We had four moms, three strollers and a total of eleven kids with our handmade signs. I packed snacks and sunscreen for my crew (5 and 2) and we held up our signs for about forty minutes before the two year old got dangerously fidgety for standing at the side of a road. It provided us with good opportunities to talk to our kids about the issues and to get them directly involved in making signs, waving and talking to passers-by. Afterward my friend with severe social anxiety (who is also my ministering sister) thanked me for keeping her company because she had wanted to participate but her anxiety had made it overwhelming to contemplate.

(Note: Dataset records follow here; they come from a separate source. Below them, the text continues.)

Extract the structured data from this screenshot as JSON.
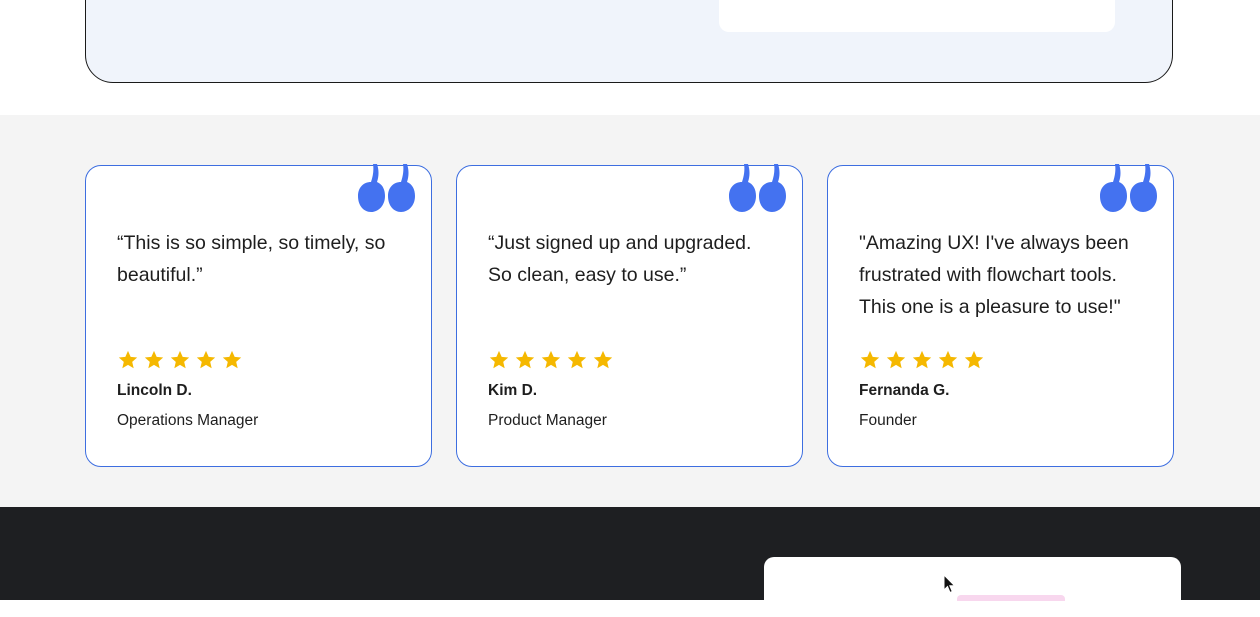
{
  "colors": {
    "accent": "#3d6ee0",
    "quote_mark": "#4472f0",
    "star": "#f5b800",
    "testimonials_bg": "#f4f4f4",
    "dark_bg": "#1e1f22",
    "hero_panel_bg": "#f0f4fb"
  },
  "testimonials": [
    {
      "quote": "“This is so simple, so timely, so beautiful.”",
      "rating": 5,
      "name": "Lincoln D.",
      "role": "Operations Manager",
      "icon": "quote-icon"
    },
    {
      "quote": "“Just signed up and upgraded. So clean, easy to use.”",
      "rating": 5,
      "name": "Kim D.",
      "role": "Product Manager",
      "icon": "quote-icon"
    },
    {
      "quote": "\"Amazing UX! I've always been frustrated with flowchart tools. This one is a pleasure to use!\"",
      "rating": 5,
      "name": "Fernanda G.",
      "role": "Founder",
      "icon": "quote-icon"
    }
  ],
  "icons": {
    "star": "star-icon",
    "cursor": "mouse-cursor-icon"
  }
}
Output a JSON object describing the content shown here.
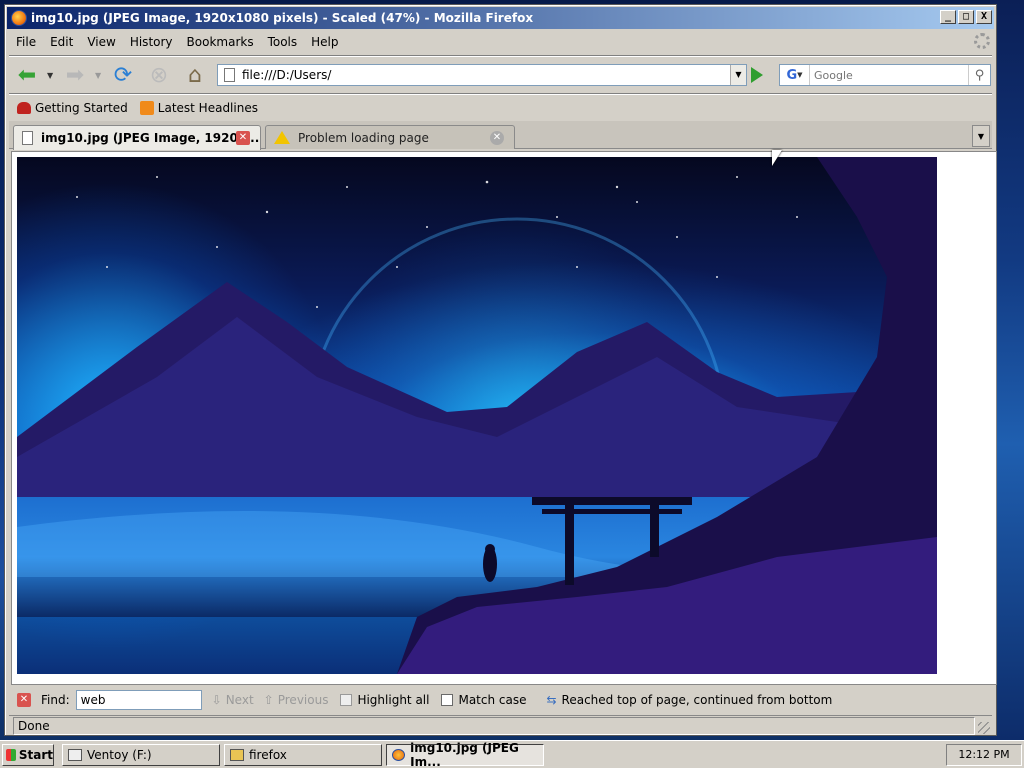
{
  "window": {
    "title": "img10.jpg (JPEG Image, 1920x1080 pixels) - Scaled (47%) - Mozilla Firefox",
    "minimize": "_",
    "maximize": "□",
    "close": "X"
  },
  "menu": {
    "file": "File",
    "edit": "Edit",
    "view": "View",
    "history": "History",
    "bookmarks": "Bookmarks",
    "tools": "Tools",
    "help": "Help"
  },
  "nav": {
    "url": "file:///D:/Users/",
    "search_placeholder": "Google",
    "search_engine": "G"
  },
  "bookmarks": {
    "getting_started": "Getting Started",
    "latest_headlines": "Latest Headlines"
  },
  "tabs": [
    {
      "label": "img10.jpg (JPEG Image, 1920x...",
      "active": true
    },
    {
      "label": "Problem loading page",
      "active": false
    }
  ],
  "findbar": {
    "label": "Find:",
    "value": "web",
    "next": "Next",
    "previous": "Previous",
    "highlight_all": "Highlight all",
    "match_case": "Match case",
    "status": "Reached top of page, continued from bottom"
  },
  "status": {
    "text": "Done"
  },
  "taskbar": {
    "start": "Start",
    "tasks": [
      {
        "label": "Ventoy (F:)"
      },
      {
        "label": "firefox"
      },
      {
        "label": "img10.jpg (JPEG Im..."
      }
    ],
    "clock": "12:12 PM"
  },
  "colors": {
    "titlebar_start": "#0a246a",
    "titlebar_end": "#a6caf0",
    "chrome": "#d4d0c8",
    "close_red": "#d9534f"
  }
}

My point with all of this is not to congratulate myself. Instead, I wanted to offer a suggestion of a way that someone who has never been to a protest, or who may not be able/feel comfortable going to a large gathering can still participate in meaningful ways. When a driver sees a neighbor, a schoolmate, their ministering sister, a friend standing out to share a message, it hits home. We saw ward members driving by and my ward can be fairly conservative (for Oregon. We’re probably Godless heathens in more orthodox parts of God’s kingdom). And this kind of activity, I believe, is exactly why we have ministering sisters. If your ministering sister has ever said “call me if there’s ever something I can do,” call her. Say “I want you to write on a piece of cardboard and stand six feet away from me at X intersection at 3pm. Will you be there? I can bring snacks.” Incidentally, our protest was originally scheduled for 10am, but then everyone had some kid-related conflict. But the beauty of a tiny protest is that it was the work of a moment to find a new compatible time – we had no speakers, no march (beyond our sidewalk), no need to schedule with the city. Protesting is fully compatible with being the caregiver to small children if you choose to make it so.
So if you have not yet participated in a Black Lives Matter protest, make your own. Schedule it around homeschool and naptime and meals. Social justice also needs to happen at 3pm at the corner of your street, as much as it does downtown in the evening. I’ve been schlepping my kids to protests since they were in the fetal stage and every year our yearbook features pictures of us coloring our protest signs for various causes. It’s a fun craft project and is also a natural segue to talking to kids about tough issues, and about how in a concrete way they can stand for truth and righteousness. As I walked home, pushing the stroller and carrying our sign it occurred to me there is no real reason I can’t always have a sign when I take my kids for walks – a march of three with important things to say. So call that Mom n Me group and text your Lunch Bunch. Post in Reading Between the Spines or your Knit-wits and recruit friends to help you say what is in your heart.